The South Sudan Civil Society Forum, a lobby of activists in the country, said the formation of a hybrid court should be speeded up to enhance judicial independence.

The court, to be assembled by local and foreign judges from African countries, was mooted as part of efforts to reconcile a country that had been divided along ethnic lines by nearly seven years of s civil war.

The revitalised peace agreement, a peace deal that created a government of national unity last February, stipulates that there shall be a hybrid court in South Sudan – aimed at holding war perpetrators accountable in the conflict which has killed an estimated 400,000 people and forced 4 million South Sudanese to flee their homes, according to UN figures.

But the creation of the court has been a controversial subject, with authorities in Juba, led by President Salva Kiir, arguing it could open up old wounds.

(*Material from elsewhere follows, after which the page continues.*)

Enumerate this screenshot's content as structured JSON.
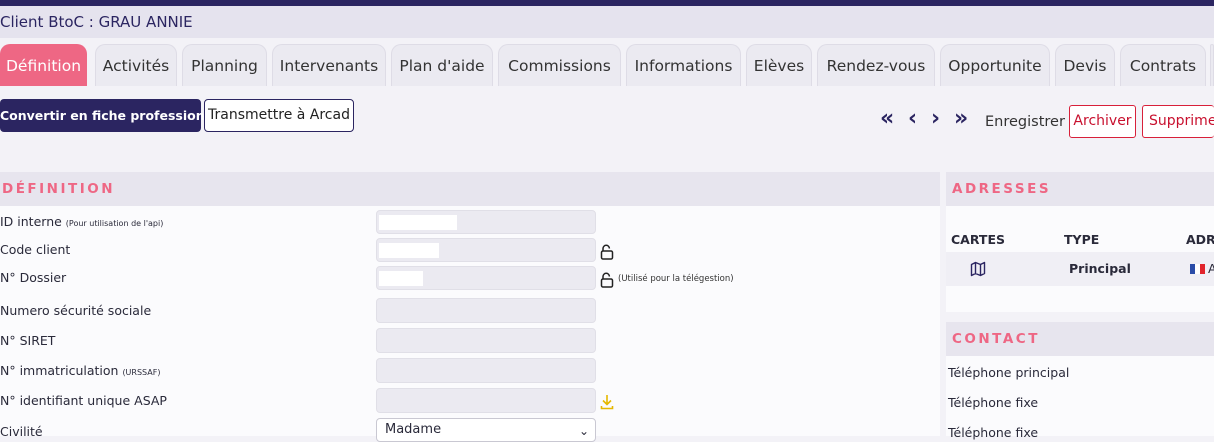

Since the formation of unity government in February this year, which brought together Kiir and his erstwhile nemesis Riek Machar, little has been mentioned in regard to Chapter 5 of the peace pace that stipulates the establishment of the court.

The Transitional Government of National Unity, as the new structure is known, has argued in the past that seeking to “out” perpetrators of violence at the time of negotiating peace may discourage them from accepting or abiding by the agreement.

It argued for “peace before justice.”

The government often dismisses reports of rights violations, saying they are “clearly orchestrated to tarnish the image of the government.”